There is an urgent need for anti-viral agents that treat SARS-CoV-2 infection. The shortest path to clinical use is repurposing of drugs that have an established safety profile in humans. Here, we first screened a library of 1,900 clinically safe drugs for inhibiting replication of OC43, a human beta-coronavirus that causes the common-cold and is a relative of SARS-CoV-2, and identified 108 effective drugs. We further evaluated the top 26 hits and determined their ability to inhibit SARS-CoV-2, as well as other pathogenic RNA viruses. 20 of the 26 drugs significantly inhibited SARS-CoV-2 replication in human lung cells (A549 epithelial cell line), with EC50 values ranging from 0.1 to 8 micromolar. We investigated the mechanism of action for these and found that masitinib, a drug originally developed as a tyrosine-kinase inhibitor for cancer treatment, strongly inhibited the activity of the SARS-CoV-2 main protease 3CLpro. Mastinib also inhibited the related viral protease of picornaviruses and blocked picornaviruses replication. Thus, our results show that masitinib has broad anti-viral activity against two distinct beta-coronaviruses and multiple picornaviruses that cause human disease and is a strong candidate for clinical trials to treat SARS-CoV-2 infection.

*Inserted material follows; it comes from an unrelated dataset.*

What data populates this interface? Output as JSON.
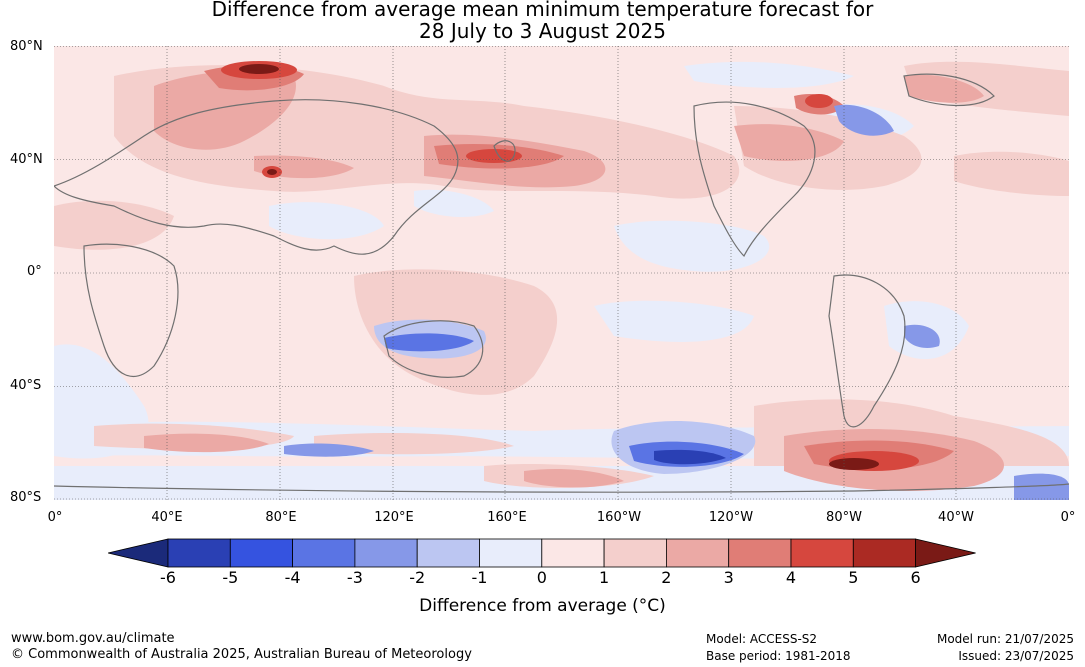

Wonder what will happen?…sadly you didn’t have to wait for ECTRIMS2020 to occur as Companies release (Feb 2020) the data because the investor market is more important than doctors knowing the result:-(.

About the author



  • If it shows Promise for the Hopeless, why bother with Placebo Studies?
    Will Pharma hold back the results until the next conference?

  • Mast cells and ms?

    In the nervous system
    Unlike other hematopoietic cells of the immune system, mast cells naturally occur in the human brain where they interact with the neuroimmune system.[4] In the brain, mast cells are located in a number of structures that mediate visceral sensory (e.g., pain) or neuroendocrine functions or that are located along the blood–cerebrospinal fluid barrier, including the pituitary stalk, pineal gland, thalamus, and hypothalamus, area postrema, choroid plexus, and in the dural layer of the meninges near meningeal nociceptors.[4] Mast cells serve the same general functions in the body and central nervous system, such as effecting or regulating allergic responses, innate and adaptive immunity, autoimmunity, and inflammation.[4][16] Across systems, mast cells serve as the main effector cell through which pathogens can affect the gut–brain axis.[17][1

    In the gut

    In the gastrointestinal tract, mucosal mast cells are located in close proximity to sensory nerve fibres, which communicate bidirectionally.[19][17][18] When these mast cells initially degranulate, they release mediators (e.g., histamine, tryptase, and serotonin) which activate, sensitize, and upregulate membrane expression of nociceptors (i.e., TRPV1) on visceral afferent neurons via their receptors (respectively, HRH1, HRH2, HRH3, PAR2, 5-HT3);[19] in turn, neurogenic inflammation, visceral hypersensitivity, and intestinal dysmotility (i.e., impaired peristalsis) result.[19] Neuronal activation induces neuropeptide (substance P and calcitonin gene-related peptide) signaling to mast cells where they bind to their associated receptors and trigger degranulation of a distinct set of mediators (β-Hexosaminidase, cytokines, chemokines, PGD2, leukotrienes, and eoxins).[19][11]

    They are all about alergies

    First time a see them in ms context

    • Clemastine fumarate, an antihistamine, was in a trial for MS a few years back. Mast cell biology and the role in MS pathology is unclear. Also, what is the effect on glia and mast cells upon treatment with masitinib as it relates to MS?